First of all, we need to eliminate a popular misconception. Let’s say you get up one morning in a strange bedroom. You go to the mirror and look at your face and you see the familiar features of Beyoncé. Looking around your bedroom, you see the trappings of luxury that you could never afford. But you are still you and not Beyoncé. You have your memories and not Beyoncé’s. Your speaking voice may be Beyoncé’s voice but you can’t sing, you don’t have the skill or experience. To imagine being Beyoncé is to imagine your not existing and Beyoncé existing in your place.
There is a better way to express your puzzlement. Imagine a universe exactly like the present universe down to the tiniest detail. But you are not there. In your place is someone exactly like you down to the tiniest detail, a person called ‘Kati’ who posted this same question on ‘Ask a Philosopher’, word for word. But you are not that person. Or as I state in my recent book, I might not have existed but someone exactly like me might have existed in my place.
You might be tempted to explain this by saying that you are a ‘soul’ and your exact doppelganger has a different ‘soul’. The problem with this imagined solution is that a soul is just a thing or ‘substance’ as Descartes called it. The same problem arises with soul substance as for material substance. If a material body can be duplicated so can the soul. It’s a non-solution. If you woke up one morning with a different ‘soul’ you would still be you — a point made by John Locke, in his parable of the prince and the pauper who exchange souls. Or as Kant expressed it, your ‘soul’ could be continually replaced and you would never know, because your memories are passed from one soul to the next like a line of colliding pool balls.

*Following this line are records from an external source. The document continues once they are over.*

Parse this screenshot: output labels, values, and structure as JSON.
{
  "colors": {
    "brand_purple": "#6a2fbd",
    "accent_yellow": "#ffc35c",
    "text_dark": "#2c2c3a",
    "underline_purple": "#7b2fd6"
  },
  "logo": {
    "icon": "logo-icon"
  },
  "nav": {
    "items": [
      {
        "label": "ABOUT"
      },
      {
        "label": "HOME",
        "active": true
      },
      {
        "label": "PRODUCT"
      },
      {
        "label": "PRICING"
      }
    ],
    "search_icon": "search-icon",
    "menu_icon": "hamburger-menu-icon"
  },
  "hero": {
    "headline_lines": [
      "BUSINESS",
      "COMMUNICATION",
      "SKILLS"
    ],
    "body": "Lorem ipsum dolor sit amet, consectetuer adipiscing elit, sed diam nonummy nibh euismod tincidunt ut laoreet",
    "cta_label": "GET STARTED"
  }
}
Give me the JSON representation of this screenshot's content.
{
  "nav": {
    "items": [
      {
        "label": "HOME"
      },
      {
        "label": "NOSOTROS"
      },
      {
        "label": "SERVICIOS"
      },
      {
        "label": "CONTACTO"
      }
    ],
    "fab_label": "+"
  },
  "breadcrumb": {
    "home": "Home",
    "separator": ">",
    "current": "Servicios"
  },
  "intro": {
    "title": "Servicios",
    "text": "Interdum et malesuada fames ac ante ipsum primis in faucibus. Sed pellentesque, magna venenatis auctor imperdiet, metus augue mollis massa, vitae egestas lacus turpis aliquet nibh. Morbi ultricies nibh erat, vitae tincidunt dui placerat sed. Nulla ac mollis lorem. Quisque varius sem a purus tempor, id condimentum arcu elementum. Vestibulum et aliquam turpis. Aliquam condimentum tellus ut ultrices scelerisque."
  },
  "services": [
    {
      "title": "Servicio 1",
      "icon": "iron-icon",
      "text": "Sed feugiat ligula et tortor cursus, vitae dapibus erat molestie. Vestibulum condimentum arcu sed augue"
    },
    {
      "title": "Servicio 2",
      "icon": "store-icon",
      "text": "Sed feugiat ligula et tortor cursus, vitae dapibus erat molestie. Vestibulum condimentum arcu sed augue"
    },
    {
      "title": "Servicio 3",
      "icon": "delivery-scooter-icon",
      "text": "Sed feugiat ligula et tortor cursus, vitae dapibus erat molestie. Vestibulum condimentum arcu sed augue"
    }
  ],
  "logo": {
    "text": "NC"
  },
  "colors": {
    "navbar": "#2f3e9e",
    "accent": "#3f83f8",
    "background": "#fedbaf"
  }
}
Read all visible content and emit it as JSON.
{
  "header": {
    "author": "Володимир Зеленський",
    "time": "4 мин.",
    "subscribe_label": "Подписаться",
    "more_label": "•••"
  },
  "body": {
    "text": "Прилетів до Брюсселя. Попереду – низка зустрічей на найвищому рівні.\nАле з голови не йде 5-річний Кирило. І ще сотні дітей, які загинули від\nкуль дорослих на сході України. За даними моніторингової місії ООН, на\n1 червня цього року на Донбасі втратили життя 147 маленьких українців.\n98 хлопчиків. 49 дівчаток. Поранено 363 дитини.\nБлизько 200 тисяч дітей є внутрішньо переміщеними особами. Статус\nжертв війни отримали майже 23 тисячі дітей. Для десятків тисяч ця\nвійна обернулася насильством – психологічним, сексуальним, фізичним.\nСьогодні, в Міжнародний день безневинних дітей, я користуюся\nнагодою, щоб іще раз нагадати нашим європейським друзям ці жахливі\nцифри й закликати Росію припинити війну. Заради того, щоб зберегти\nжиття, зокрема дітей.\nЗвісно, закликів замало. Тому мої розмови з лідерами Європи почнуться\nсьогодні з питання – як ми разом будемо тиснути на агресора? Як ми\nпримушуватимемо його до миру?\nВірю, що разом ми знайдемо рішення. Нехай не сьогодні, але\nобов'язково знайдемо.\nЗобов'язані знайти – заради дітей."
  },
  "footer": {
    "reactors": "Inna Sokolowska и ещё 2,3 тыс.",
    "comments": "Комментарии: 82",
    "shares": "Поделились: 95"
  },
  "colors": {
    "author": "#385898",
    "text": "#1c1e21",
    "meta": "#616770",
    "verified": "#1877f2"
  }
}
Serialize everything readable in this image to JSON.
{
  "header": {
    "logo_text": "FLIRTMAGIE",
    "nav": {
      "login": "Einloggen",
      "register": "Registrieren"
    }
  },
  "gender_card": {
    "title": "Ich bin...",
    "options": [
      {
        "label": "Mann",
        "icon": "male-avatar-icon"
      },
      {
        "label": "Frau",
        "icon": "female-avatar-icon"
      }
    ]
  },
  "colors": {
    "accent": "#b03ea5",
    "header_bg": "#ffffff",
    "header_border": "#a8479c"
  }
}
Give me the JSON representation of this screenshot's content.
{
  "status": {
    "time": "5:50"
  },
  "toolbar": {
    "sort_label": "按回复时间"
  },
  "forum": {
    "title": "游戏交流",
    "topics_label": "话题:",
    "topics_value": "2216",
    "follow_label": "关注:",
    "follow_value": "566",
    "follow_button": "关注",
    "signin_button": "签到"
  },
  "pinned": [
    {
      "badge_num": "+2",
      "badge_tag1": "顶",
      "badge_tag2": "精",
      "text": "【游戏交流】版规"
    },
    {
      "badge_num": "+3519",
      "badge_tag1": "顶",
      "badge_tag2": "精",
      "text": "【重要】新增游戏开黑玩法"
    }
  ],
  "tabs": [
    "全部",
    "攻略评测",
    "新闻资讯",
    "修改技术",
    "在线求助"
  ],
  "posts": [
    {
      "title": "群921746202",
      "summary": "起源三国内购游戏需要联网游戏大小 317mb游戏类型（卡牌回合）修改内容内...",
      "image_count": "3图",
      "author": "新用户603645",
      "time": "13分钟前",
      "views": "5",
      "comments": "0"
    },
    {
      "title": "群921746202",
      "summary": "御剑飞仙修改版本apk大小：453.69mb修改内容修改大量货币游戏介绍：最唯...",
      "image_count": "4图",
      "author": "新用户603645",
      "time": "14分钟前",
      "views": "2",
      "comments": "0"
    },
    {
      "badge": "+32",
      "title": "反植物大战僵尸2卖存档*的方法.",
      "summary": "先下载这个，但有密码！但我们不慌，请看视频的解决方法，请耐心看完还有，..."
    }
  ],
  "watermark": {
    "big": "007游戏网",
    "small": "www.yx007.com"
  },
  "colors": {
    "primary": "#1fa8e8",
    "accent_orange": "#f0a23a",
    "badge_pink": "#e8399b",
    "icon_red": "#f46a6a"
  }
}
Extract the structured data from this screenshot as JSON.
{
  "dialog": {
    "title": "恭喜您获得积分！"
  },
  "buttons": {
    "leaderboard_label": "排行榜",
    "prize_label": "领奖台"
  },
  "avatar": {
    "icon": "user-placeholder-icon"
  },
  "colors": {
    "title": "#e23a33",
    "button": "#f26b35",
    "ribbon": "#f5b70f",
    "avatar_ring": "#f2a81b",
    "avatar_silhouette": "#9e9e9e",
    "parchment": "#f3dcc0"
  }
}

The closest I’ve seen to a solution is the one proposed by Thomas Nagel. There is only one ‘objective I’, the singular subject of experience who looks out of Kati’s eyes, and mine, and Beyoné’s, and every other conscious subject in the universe. But you are unaware of this. Call it a kind of ‘metaphysical amnesia’. However, I don’t see how such a theory helps. First of all, it’s just a belief that could never be verified, unless by some miracle you came to be aware of all your millions and billions of ‘selves’. And more to the point, talk of ‘identity’ is meaningless in this context. It is no less likely that every morning every human being is non-identical to the person who went to bed the previous night. or every time you or I blink our eyes.
Better to admit that there are insoluble conundrums, despite what generations of philosophers have said or believed. Conundrums don’t have a solution, but rather are things to wonder at, the surest proof that the universe — or existence — is more than either science or religion can explain.